Zunächst betätigte sich Gusta Rath in Heilbronn weniger medizinisch als politisch: Sie war Mitglied der Frauengruppe der Deutschen Demokratischen Partei, deren Vorsitz sie 1925 übernahm. 1926 wurde sie vom Reichsminister des Innern zur Beisitzerin der Filmprüfstelle in München bestellt und 1929 nochmals auf drei Jahre in diesem Amt bestätigt.

Erst ab 1927 wendete sie sich verstärkt wieder ihrem Beruf zu. Sie trat dem Bund deutscher Ärztinnen bei und gehörte dort dem Ausschuss für Leibesübungen an. Von 1932 bis 1955 wirkte sie als Ärztin für das Rote Kreuz und betätigte sich vor allem als Ausbilderin für Rote-Kreuz-Schwestern.
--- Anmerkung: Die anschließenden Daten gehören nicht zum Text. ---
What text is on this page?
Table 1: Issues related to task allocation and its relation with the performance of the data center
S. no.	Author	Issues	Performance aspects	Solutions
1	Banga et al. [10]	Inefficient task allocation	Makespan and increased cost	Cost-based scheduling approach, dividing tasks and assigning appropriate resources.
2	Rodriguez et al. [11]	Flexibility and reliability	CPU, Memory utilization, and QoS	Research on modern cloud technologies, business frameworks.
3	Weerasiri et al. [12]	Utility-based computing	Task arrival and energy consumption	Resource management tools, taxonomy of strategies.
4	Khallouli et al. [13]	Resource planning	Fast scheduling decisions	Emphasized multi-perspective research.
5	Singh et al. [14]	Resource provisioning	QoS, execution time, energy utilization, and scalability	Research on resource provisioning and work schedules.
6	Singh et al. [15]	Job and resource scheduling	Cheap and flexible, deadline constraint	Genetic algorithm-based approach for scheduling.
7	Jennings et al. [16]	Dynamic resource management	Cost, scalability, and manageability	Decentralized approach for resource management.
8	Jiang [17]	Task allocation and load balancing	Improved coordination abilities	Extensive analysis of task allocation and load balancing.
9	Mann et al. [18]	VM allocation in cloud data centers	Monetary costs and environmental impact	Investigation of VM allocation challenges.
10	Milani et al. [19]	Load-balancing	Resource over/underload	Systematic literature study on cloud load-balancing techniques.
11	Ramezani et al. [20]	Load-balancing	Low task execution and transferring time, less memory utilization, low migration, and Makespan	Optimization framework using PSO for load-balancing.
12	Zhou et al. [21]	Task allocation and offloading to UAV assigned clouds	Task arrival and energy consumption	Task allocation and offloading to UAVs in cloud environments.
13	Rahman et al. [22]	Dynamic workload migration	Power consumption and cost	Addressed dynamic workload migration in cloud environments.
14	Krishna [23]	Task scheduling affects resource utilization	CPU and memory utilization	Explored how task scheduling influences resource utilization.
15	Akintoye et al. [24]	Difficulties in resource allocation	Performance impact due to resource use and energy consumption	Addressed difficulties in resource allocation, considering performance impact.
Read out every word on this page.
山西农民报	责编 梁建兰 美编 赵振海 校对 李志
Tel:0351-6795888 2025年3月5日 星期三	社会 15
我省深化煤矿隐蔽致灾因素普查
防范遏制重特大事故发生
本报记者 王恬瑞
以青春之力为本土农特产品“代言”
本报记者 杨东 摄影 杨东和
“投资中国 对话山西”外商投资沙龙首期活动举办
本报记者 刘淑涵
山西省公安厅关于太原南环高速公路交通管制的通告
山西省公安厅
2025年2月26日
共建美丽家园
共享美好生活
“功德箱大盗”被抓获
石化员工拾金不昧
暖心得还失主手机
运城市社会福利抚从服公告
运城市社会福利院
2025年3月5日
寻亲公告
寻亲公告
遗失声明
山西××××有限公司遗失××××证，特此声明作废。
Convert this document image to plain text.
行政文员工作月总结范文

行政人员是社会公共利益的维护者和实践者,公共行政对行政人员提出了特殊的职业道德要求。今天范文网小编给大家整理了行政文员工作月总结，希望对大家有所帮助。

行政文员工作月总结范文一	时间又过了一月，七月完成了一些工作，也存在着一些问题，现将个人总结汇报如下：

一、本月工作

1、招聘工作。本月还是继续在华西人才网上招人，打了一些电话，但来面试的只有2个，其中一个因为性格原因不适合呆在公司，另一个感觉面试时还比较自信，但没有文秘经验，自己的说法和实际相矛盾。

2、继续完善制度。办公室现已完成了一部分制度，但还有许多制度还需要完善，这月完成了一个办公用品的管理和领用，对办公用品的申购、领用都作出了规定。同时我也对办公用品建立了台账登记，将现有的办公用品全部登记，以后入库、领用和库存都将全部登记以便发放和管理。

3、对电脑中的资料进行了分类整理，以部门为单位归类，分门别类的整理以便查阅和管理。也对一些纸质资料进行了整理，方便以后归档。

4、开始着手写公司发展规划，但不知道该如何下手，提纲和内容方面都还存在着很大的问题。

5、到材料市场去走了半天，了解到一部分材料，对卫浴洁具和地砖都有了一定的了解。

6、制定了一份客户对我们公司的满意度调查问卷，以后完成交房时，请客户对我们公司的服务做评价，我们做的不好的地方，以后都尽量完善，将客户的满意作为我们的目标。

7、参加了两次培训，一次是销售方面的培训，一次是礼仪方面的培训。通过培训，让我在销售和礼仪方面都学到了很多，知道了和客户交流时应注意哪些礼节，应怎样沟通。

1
Als ihr Ehemann 1939 in den Krieg ziehen musste, führte sie seine Praxis weiter und erwarb sich bald in Heilbronn den Ruf einer sehr tüchtigen Ärztin. Nach Kriegsende führte sie diese gemeinsam mit ihrem Mann in der Neckargartacher Straße 28 in Frankenbach weiter. 1956 übernahm Tochter Else, die wie ihre Mutter Ärztin geworden war, das elterliche Erbe.